- Temmuz 2, 2021
- Blog
İnsanların satın alma alışkanlıklarına paralel hareket eden e-ticaret sektörü, tüketici deneyiminin hızlı şekilde değişmesi ve teknolojinin süratli gelişimi ile birlikte artık değişimin trend değil, rekabetçilik ve devamlılık olduğunun daha fazla farkında. Bu farkındalık dijital alışverişin yenilikler edinmesini sağlamanın yanında mevcut fenomenlerin de yapısını değiştirmeye başladı.
Pek çok alanda değişimin katalizörü olan COVID-19, e-ticaret sektöründe başka hiçbir alanda görülmeyen ve öngörülemeyen şekilde bir büyüme gerçekleştirdi. Kilitlenmeler yeni normal haline geldikçe, işletmeler ve tüketiciler giderek daha fazla dijitalleşti, çevrim içi olarak daha fazla mal ve hizmet sağlayarak ve satın alarak, e-ticaretin 2019 yılında yüzde 14 olan payını 2020 yılında yüzde 17’ye yükselti. Statista’nın verilerine göre, küresel e-ticaret satışları 2020 yılında 4,28 trilyon dolar olarak gerçekleşti ve zaten firmalar için kârlı bir seçenekken bundan sonrasında kaçınılmaz olduğunu ortaya koydu. Statista, 2022 yılında e-perakende gelirinin 5,4 trilyon dolara ulaşacağını öngörüyor ve çevrim içi alışverişlerin dünya çapında en popüler sanal etkinlik olduğuna dikkat çekiyor.

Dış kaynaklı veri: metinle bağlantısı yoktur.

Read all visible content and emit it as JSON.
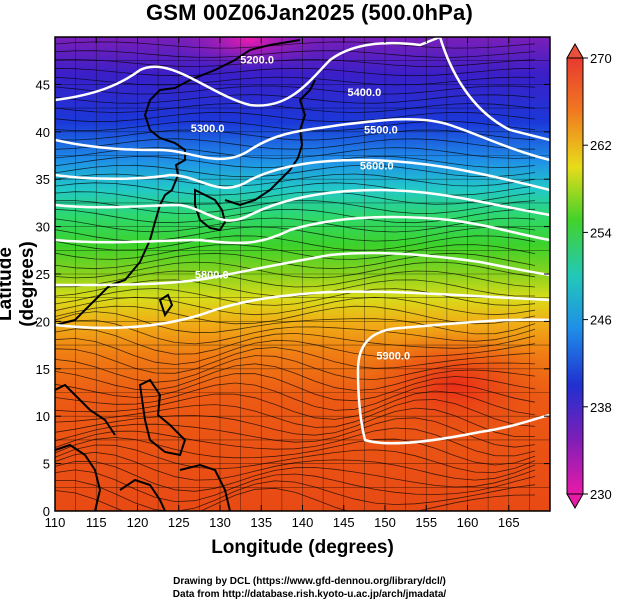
{
  "title": "GSM 00Z06Jan2025 (500.0hPa)",
  "xlabel": "Longitude (degrees)",
  "ylabel": "Latitude  (degrees)",
  "credit_line1": "Drawing by DCL (https://www.gfd-dennou.org/library/dcl/)",
  "credit_line2": "Data from http://database.rish.kyoto-u.ac.jp/arch/jmadata/",
  "map": {
    "lon_range": [
      110,
      170
    ],
    "lat_range": [
      0,
      50
    ],
    "lon_ticks": [
      110,
      115,
      120,
      125,
      130,
      135,
      140,
      145,
      150,
      155,
      160,
      165
    ],
    "lat_ticks": [
      0,
      5,
      10,
      15,
      20,
      25,
      30,
      35,
      40,
      45
    ],
    "contour_labels": [
      {
        "text": "5200.0",
        "lon": 134.5,
        "lat": 47.2
      },
      {
        "text": "5400.0",
        "lon": 147.5,
        "lat": 43.8
      },
      {
        "text": "5300.0",
        "lon": 128.5,
        "lat": 40.0
      },
      {
        "text": "5500.0",
        "lon": 149.5,
        "lat": 39.8
      },
      {
        "text": "5600.0",
        "lon": 149.0,
        "lat": 36.0
      },
      {
        "text": "5800.0",
        "lon": 129.0,
        "lat": 24.5
      },
      {
        "text": "5900.0",
        "lon": 151.0,
        "lat": 16.0
      }
    ]
  },
  "colorbar": {
    "tick_labels": [
      "270",
      "262",
      "254",
      "246",
      "238",
      "230"
    ],
    "min": 230,
    "max": 270
  }
}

Salgın ile birlikte e-ticaretin artan kullanımı, beraberinde artan talepler ve değişime açık eğilimler de getirdi. Aslında e-ticaret her zaman değişen bir sektördü ancak pandemi ile fiziksel ve çevrim içi alışveriş arasındaki çizginin bulanıklaşmaya ve ibrenin çevrim içi alım satımdan yana dönmesi ile değişim de hız kazanmaya başladı. İnsanların satın alma alışkanlıklarına paralel hareket eden e-ticaret, tüketici deneyiminin hızlı şekilde değişmesi ve teknolojinin süratli gelişimi ile birlikte artık değişimin trend değil, rekabetçilik ve devamlılık olduğunun daha fazla farkında. Bu farkındalık da dijital alışverişin yenilikler edinmesini sağlamanın yanında mevcut fenomenlerin de yapısını değiştirmeye başladı.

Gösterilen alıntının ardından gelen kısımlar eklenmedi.